Applicant’s arguments above with respect to amended claims 1 and 9 have been considered but are moot because the new ground of rejection does not rely on any reference applied in the prior rejection of record for any teaching or matter specifically challenged in the argument.
In response to the art rejection(s) of the remainder of dependent claims are rejected under 35 U.S.C 103, in case said claims are correspondingly discussed and/or argued for at least the same rationale presented in Remarks filed 09/07/2022, Examiner respectfully notes as follows. For completeness, should the mentioned the dependent claims are likewise traversed for similar reasons to independent claims 1 and claim 9, Examiner respectfully directs Applicant to the same previous supra reasons provided in the response directed towards claim 1 correspondingly discussed above. For at least the same supra provided reasons, Examiner likewise respectfully disagrees, and Applicant's arguments have been fully considered but they are not persuasive and therefore, the rejection of the claims are rejected under 35 U.S.C. 103 are sustained and further updated accordingly.
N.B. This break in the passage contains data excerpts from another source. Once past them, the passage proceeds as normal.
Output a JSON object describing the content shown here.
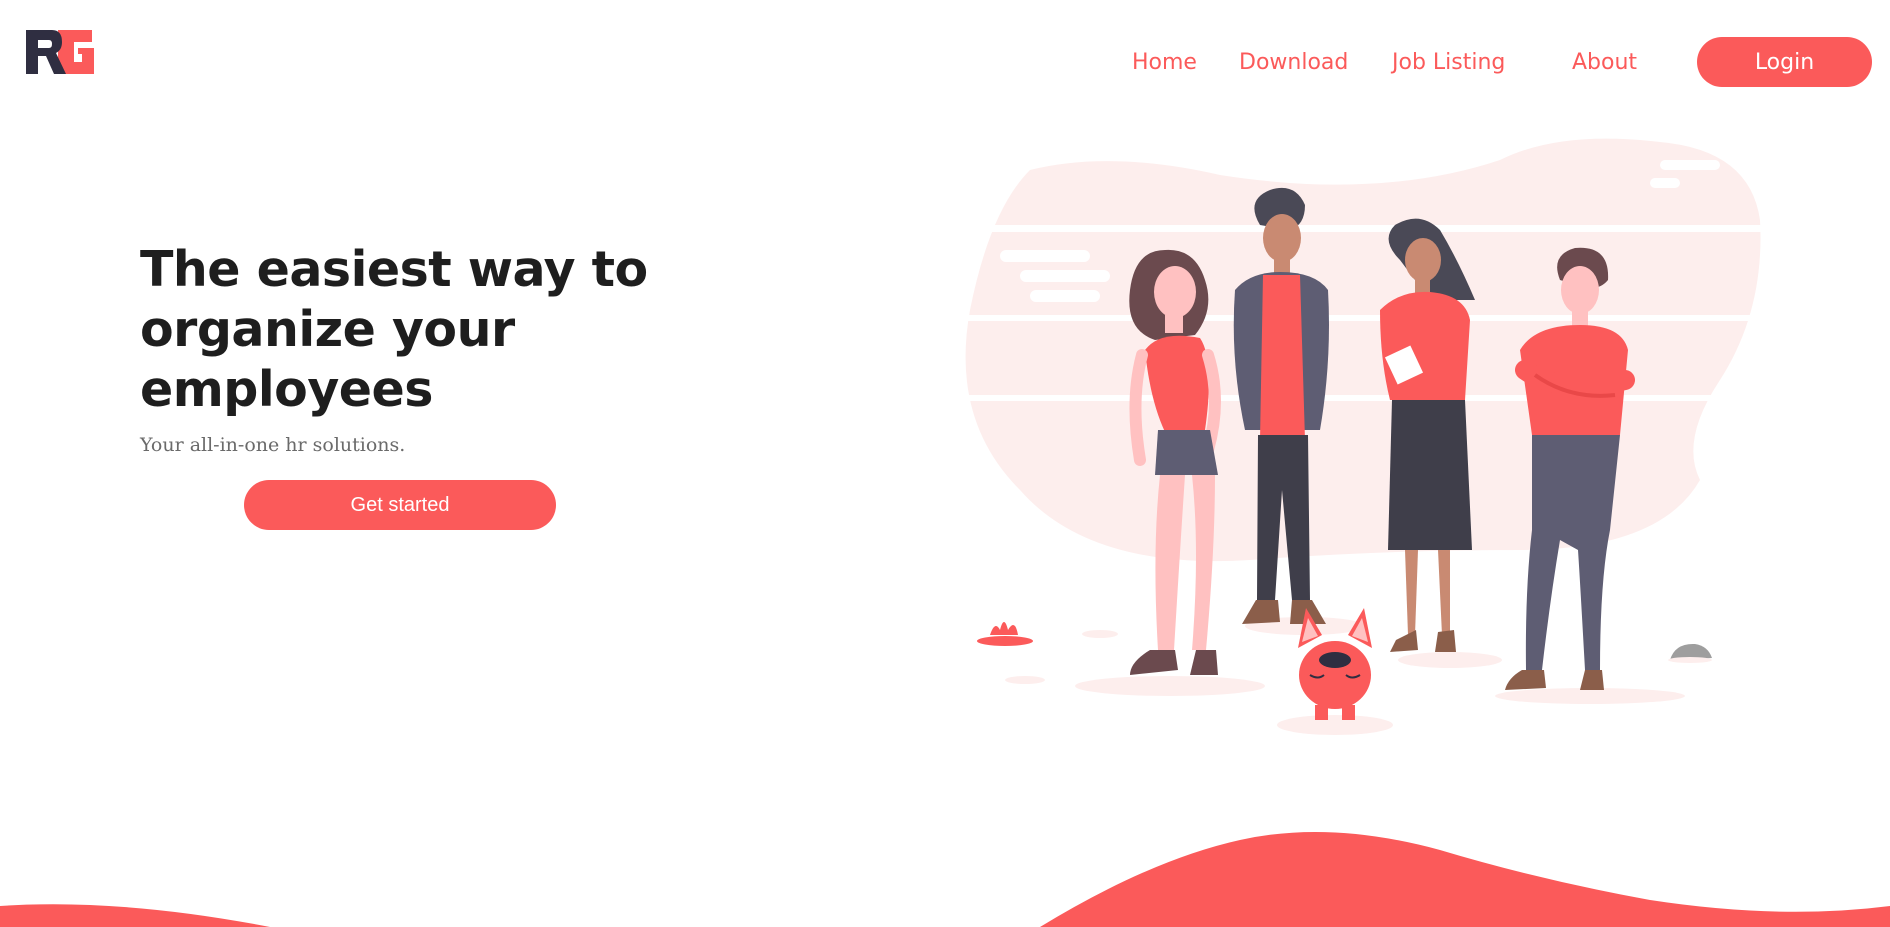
{
  "brand": {
    "logo_text": "RG",
    "accent_color": "#fb5a5a",
    "dark_color": "#2f2e41"
  },
  "nav": {
    "items": [
      {
        "label": "Home"
      },
      {
        "label": "Download"
      },
      {
        "label": "Job Listing"
      },
      {
        "label": "About"
      }
    ],
    "login_label": "Login"
  },
  "hero": {
    "title": "The easiest way to organize your employees",
    "subtitle": "Your all-in-one hr solutions.",
    "cta_label": "Get started"
  },
  "icons": [
    "logo-icon",
    "team-illustration",
    "dog-illustration"
  ]
}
Claim Rejections - 35 USC § 103
The text of those sections of Title 35, U.S. Code not included in this action can be found in a prior Office action.
Claims 1, 3-5, 9, 11-13 and 17-18 are rejected under 35 U.S.C. 103 as being unpatentable over M. J. Gangeh, P. Fewzee, A. Ghodsi, M. S. Kamel and F. Karray, "Multiview Supervised Dictionary Learning in Speech Emotion Recognition," in IEEE/ACM Transactions on Audio, Speech, and Language Processing, vol. 22, no. 6, pp. 1056-1068, June 2014 in view of Tachibana, M., Yamagishi, J., Masuko, T., & Kobayashi, T. (2005), Speech synthesis with various emotional expressions and speaking styles by style interpolation and morphing. IEICE transactions on information and systems, 88(11), 2484-2491 further in view of Yang et. al. US Patent Application Publication 2020/0035215.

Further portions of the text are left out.